Women's preference for non‐invasive prenatal DNA testing versus chromosomal microarray after screening for Down syndrome: a prospective study

Objective To examine preferences for follow‐up testing in women screened with high or intermediate risk for Down syndrome in the first or second trimester. Design Prospective cohort study. Setting Three public hospitals in Hong Kong, China. Sample Women with pregnancies termed as high risk (≥1:250; HR ) or intermediate risk (1:251–1200; IR ) for Down syndrome.
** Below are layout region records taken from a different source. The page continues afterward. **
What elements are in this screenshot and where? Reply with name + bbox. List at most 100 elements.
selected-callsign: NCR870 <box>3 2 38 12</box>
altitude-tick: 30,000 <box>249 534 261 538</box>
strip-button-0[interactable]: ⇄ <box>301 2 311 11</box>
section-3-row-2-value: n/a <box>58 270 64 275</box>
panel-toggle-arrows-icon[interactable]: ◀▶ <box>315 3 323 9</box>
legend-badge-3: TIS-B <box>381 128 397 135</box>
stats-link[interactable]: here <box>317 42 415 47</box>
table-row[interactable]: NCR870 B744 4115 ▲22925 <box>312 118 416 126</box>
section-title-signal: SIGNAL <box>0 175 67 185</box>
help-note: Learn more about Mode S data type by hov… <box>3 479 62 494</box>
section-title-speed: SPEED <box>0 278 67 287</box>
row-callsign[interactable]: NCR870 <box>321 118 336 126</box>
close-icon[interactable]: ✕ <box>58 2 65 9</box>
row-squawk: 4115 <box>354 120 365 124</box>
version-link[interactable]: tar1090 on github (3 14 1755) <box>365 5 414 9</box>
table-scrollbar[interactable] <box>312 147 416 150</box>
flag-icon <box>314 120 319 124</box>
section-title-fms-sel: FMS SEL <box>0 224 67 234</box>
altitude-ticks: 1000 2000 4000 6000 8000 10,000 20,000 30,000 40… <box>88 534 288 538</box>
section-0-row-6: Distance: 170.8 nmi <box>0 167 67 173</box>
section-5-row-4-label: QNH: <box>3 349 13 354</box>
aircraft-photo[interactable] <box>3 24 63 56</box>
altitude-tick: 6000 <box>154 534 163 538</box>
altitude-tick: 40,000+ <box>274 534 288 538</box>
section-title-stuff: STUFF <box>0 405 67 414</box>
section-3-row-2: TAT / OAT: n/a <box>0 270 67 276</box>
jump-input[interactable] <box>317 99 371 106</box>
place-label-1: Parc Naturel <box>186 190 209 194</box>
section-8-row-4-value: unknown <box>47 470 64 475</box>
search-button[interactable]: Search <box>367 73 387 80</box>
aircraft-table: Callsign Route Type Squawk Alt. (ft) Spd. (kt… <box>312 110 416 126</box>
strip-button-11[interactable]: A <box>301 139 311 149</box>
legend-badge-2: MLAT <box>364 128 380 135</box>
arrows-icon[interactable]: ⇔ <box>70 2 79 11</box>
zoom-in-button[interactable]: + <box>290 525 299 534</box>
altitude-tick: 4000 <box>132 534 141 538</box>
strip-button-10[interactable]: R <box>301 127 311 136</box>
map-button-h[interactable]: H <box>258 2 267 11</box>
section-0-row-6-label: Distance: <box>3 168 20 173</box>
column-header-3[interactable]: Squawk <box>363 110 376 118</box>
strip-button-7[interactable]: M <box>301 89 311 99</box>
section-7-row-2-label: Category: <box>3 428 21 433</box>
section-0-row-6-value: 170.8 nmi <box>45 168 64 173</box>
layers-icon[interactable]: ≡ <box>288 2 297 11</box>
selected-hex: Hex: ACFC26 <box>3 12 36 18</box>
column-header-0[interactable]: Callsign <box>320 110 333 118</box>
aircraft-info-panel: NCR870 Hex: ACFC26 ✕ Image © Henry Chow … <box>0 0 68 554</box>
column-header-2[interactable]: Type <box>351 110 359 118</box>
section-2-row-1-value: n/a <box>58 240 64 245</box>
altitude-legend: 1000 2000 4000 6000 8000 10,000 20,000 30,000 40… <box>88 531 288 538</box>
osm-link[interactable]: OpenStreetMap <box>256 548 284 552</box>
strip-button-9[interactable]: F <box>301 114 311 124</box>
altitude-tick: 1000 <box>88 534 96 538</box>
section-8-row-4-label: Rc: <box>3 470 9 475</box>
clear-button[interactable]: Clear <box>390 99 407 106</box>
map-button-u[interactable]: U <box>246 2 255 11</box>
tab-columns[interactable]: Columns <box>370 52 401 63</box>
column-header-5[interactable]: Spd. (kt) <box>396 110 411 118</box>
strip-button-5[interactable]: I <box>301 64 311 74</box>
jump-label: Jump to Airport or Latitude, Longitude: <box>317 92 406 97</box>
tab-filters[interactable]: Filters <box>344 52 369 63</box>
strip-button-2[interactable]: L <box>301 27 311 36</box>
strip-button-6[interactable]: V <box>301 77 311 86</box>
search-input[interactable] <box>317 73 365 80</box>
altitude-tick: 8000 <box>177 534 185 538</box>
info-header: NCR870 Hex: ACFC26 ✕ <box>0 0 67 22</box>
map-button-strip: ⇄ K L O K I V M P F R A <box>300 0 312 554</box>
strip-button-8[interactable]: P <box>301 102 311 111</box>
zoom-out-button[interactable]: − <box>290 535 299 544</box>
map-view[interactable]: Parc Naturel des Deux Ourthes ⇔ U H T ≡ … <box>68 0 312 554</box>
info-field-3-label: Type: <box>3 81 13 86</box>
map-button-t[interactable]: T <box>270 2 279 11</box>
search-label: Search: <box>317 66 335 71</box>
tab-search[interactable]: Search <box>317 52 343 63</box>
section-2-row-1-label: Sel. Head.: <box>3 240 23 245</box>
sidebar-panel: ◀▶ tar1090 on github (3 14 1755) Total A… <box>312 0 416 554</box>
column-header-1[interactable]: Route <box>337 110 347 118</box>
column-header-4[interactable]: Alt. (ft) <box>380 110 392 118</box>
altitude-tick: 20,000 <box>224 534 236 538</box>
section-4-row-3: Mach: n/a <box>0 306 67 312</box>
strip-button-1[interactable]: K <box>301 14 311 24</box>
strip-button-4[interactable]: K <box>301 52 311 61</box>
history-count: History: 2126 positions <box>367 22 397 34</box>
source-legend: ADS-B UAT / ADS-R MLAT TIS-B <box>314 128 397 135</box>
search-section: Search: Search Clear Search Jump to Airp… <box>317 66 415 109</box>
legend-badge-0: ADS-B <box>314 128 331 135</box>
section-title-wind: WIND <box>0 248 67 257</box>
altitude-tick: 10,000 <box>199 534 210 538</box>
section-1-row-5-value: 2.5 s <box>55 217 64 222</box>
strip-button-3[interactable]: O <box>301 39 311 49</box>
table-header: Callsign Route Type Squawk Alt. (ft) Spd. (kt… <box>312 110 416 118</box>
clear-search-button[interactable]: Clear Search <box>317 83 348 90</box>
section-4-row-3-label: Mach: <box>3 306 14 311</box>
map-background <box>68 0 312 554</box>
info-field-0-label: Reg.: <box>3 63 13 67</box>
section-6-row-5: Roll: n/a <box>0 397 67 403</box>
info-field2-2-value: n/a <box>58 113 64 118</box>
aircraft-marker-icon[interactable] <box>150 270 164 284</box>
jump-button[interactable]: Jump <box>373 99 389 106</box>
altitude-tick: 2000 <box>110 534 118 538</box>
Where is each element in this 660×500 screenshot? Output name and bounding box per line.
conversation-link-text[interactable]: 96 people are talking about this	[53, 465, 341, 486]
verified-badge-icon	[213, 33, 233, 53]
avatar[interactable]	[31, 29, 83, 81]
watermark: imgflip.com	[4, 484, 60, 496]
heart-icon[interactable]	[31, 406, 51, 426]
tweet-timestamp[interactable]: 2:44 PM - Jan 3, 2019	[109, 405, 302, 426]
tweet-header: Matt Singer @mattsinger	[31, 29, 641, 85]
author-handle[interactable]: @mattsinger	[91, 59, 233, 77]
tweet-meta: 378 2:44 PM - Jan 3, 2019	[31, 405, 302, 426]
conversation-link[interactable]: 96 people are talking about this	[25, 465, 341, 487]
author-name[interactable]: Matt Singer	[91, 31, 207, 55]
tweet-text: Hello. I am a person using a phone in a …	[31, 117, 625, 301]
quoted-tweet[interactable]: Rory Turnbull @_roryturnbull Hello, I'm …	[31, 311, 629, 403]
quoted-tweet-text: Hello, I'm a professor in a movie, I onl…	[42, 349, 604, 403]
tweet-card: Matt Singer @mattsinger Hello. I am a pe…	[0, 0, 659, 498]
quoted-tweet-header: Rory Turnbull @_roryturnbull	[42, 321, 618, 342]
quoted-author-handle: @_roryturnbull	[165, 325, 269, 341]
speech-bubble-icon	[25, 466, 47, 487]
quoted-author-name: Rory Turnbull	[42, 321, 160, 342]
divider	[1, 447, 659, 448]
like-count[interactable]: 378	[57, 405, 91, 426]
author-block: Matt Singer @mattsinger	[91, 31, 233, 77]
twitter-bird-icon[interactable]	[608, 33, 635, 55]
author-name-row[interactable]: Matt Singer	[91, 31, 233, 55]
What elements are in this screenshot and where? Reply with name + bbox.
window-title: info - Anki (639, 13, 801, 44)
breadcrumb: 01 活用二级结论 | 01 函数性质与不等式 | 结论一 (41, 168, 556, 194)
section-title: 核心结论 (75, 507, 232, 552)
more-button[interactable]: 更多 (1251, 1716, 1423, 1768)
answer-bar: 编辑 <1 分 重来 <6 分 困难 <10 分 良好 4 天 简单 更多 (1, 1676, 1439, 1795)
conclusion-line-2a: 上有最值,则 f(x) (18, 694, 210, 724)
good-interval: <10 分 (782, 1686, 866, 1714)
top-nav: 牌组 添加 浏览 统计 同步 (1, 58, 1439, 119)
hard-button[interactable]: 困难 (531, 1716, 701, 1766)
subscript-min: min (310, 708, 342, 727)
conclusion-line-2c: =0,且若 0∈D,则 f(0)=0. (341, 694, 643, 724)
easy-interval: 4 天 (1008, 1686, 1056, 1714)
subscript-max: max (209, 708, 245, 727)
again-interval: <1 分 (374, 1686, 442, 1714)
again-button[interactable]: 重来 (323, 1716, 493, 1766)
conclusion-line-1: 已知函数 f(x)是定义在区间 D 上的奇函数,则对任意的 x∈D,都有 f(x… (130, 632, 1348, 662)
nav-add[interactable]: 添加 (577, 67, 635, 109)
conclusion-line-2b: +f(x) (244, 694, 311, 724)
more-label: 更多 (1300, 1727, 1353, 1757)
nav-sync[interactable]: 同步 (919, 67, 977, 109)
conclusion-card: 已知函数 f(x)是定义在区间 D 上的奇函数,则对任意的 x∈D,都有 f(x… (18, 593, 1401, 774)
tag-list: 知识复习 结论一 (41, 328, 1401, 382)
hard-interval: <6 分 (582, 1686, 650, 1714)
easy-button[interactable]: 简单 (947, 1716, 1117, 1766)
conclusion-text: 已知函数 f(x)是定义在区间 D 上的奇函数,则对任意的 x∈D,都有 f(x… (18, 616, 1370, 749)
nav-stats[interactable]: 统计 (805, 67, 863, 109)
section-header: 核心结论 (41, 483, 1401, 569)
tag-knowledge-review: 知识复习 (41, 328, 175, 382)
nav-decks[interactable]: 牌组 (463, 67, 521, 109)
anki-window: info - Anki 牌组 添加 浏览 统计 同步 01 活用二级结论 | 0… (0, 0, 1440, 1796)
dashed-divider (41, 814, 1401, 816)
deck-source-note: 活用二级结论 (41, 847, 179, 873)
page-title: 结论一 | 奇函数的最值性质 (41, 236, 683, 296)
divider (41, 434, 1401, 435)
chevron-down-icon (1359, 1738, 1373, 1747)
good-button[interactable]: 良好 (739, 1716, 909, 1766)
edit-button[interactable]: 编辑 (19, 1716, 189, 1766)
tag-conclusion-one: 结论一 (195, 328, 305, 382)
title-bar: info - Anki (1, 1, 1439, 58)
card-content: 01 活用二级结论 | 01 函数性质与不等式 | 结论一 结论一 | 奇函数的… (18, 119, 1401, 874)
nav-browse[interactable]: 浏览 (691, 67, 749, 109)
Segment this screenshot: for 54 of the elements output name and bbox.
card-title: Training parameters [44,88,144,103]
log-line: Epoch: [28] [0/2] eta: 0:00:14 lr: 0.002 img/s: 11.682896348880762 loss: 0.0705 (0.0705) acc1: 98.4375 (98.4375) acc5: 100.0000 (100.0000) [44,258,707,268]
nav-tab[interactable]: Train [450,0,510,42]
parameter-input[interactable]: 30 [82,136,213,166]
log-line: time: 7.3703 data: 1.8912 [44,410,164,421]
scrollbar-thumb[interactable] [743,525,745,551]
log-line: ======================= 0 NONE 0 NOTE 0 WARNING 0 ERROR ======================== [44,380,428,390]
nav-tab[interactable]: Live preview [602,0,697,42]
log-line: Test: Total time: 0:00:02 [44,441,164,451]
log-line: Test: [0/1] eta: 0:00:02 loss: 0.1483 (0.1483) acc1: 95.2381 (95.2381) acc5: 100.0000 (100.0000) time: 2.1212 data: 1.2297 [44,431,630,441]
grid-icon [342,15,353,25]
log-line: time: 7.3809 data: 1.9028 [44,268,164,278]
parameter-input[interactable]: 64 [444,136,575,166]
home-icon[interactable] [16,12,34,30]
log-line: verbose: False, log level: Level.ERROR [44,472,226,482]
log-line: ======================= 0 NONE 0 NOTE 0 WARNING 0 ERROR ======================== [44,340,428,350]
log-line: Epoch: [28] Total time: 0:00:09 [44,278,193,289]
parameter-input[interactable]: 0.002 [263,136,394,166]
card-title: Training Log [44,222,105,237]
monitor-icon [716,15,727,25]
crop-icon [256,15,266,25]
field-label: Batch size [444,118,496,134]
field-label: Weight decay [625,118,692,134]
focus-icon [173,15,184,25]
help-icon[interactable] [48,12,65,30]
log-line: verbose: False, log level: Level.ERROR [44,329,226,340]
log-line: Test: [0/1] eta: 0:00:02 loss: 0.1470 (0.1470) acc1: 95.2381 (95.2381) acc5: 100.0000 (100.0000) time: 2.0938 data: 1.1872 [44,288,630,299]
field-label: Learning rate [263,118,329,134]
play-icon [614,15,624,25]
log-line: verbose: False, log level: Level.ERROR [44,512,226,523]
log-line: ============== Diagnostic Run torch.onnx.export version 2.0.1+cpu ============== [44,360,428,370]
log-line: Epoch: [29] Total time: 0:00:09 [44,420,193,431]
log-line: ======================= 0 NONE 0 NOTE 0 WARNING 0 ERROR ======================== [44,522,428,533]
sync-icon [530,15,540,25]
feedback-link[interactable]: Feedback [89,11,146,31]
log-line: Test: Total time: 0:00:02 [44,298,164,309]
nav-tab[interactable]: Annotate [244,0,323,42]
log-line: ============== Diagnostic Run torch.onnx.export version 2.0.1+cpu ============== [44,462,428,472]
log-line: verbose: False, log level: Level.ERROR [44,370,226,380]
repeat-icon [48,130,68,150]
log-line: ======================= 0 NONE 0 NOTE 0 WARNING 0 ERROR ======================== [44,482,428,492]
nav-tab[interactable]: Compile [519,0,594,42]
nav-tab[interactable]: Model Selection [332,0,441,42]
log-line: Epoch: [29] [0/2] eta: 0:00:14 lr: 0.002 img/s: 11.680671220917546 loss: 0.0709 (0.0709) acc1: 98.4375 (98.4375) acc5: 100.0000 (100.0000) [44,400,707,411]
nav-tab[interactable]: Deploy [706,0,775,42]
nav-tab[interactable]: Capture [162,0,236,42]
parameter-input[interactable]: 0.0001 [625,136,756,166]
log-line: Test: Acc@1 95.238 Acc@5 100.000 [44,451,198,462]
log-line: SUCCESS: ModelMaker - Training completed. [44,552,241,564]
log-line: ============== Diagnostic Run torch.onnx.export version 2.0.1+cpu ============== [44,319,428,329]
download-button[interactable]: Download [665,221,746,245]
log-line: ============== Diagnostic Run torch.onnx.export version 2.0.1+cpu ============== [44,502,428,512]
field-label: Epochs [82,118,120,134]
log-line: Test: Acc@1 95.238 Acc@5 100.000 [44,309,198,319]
Methods Women with pregnancies screened as HR were offered the choices of: (1) an invasive test plus chromosomal microarray ( CMA ) to obtain more detailed fetal genetic information; (2) non‐invasive cell‐free prenatal DNA screening ( NIPT ) to detect trisomies 13, 18 and 21, and to avoid procedure‐related miscarriage; and (3) to decline any further testing. Women received standardised counselling informing them that the reporting times were identical, the procedure miscarriage risk was 0.1–0.2% and that there was no charge for screening. Women with IR pregnancies (1:251–1200) were offered NIPT as a secondary screening test. Main outcome measures Uptake rate for NIPT . Results Three hundred and forty‐seven women had pregnancies deemed as HR ; 344 (99.1%) women opted for follow‐up testing, 216 (62.2%) of whom chose NIPT . Five hundred and seven of 614 women (82.6%) with IR risk chose NIPT . Seven (21%) of 34 women with nuchal translucency ≥3.5 mm opted for NIPT . Conclusion In a setting where reporting times are similar and there is no cost difference between options, approximately 60% of women with pregnancies classed as HR would opt for NIPT , offering simple but limited aneuploidy assessment, over a diagnostic procedure with comprehensive and more detailed assessment. Tweetable abstract 60% of pregnant Chinese women prefer NIPT over CMA when screened as high risk for Down syndrome.